Dealer sentiments about equipment sales for the rest of the year look to be taking a "cautious" turn and, in all likelihood, reflect the mood of their customers in the wake of the worst drought in the Midwest in more than three decades.

While dealers in our most recent monthly "Dealer Trends & Business Outlook" survey reported a 4% growth in sales in June, their outlook for the rest of the year slipped into negative territory.

Our "Dealer Optimism Index" - a measure of sentiment among dealers compared to the prior month - declined to a net 23% of dealers reporting they have a less optimistic outlook now vs. a net 9% last month: 14% are more optimistic; 49% same; 37% are less optimistic.

While farm machinery sales held up well through the first half of 2012, dealers are telling us they're taking a wait-and-see approach to the remainder of the year. Most of the dealers we've spoken with in the past few weeks indicate that many of their farm customers purchased crop insurance that will probably cover a good portion of their expected crop losses for the year.
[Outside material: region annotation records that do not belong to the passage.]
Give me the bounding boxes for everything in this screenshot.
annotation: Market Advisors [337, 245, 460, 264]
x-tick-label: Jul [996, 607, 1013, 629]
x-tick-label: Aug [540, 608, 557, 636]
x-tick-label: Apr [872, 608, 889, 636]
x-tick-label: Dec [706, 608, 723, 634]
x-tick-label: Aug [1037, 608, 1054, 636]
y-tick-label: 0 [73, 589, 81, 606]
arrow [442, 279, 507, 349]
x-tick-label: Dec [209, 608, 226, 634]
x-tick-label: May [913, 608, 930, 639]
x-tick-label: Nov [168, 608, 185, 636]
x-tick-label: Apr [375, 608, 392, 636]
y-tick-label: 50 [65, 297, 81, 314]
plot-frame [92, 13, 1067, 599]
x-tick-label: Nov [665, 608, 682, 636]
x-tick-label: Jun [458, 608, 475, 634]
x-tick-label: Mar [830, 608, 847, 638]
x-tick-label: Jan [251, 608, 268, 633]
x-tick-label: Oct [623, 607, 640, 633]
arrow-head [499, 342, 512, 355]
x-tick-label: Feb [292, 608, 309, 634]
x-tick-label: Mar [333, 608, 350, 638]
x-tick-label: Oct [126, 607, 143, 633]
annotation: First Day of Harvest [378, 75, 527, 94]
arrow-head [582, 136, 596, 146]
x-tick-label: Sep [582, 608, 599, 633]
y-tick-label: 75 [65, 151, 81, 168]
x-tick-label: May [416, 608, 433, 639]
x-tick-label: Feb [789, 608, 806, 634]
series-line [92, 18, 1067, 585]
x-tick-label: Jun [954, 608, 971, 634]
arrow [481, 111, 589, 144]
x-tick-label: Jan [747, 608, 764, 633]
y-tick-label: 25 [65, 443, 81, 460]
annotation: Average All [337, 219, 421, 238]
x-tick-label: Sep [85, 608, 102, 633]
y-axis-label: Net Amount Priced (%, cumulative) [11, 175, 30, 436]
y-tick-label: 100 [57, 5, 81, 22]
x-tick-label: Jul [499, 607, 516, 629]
And while that eases some of the economic pressure, it will never ever make up for the loss of the crop itself. As much as they understand there's nothing they can do about the weather, farmers, like most of us, do not like to watch the product of their work go down the drain. Crop insurance is good, but it's like watching your insured house go up in flames. No amount of money can ever replace what's lost.

On top of it, they know they'll have to listen to the critics who are already taking pot shots at those 'greedy, corporate farmers' for having "subsidized" crop insurance.

A dealer friend of ours sent a note recently that included a newspaper clipping that read, "While farmers fret over the condition of their fields, U.S. taxpayers will be footing 62% of crop insurance costs," said Bruce Babcock, an economics professor at Iowa State Univ., adding that the higher costs go back to changes made in 2000, when Congress increased the share of crop insurance premiums paid by the taxpayer.

"As the cost to insure crops dropped, farmers bought more insurance, further raising the tab for taxpayers," said Babcock. "The cost of subsidizing crop insurance premiums has exploded, from $1.5 billion in 2002 to $7.4 billion in 2011."

Of course, almost anyone not connected to agriculture looks at the farmers' safety net as a handout, while ignoring the risk growers take on to produce the food we all want and demand to be as cheap as possible. What about the $500 or $700 in inputs that go into growing an acre of soybeans or corn?

Why don't we take crop insurance away and see what happens? While we're at it, let's reduce the amount spent on food stamps, which makes up a far larger portion of the Farm Bill expenditures than does any of the actual agricultural costs.

It's kind of ironic, isn't it? We want to feed more people and pay less for it, while at the same time criticizing and persecuting the producers who grow the food they want to give away. What a country!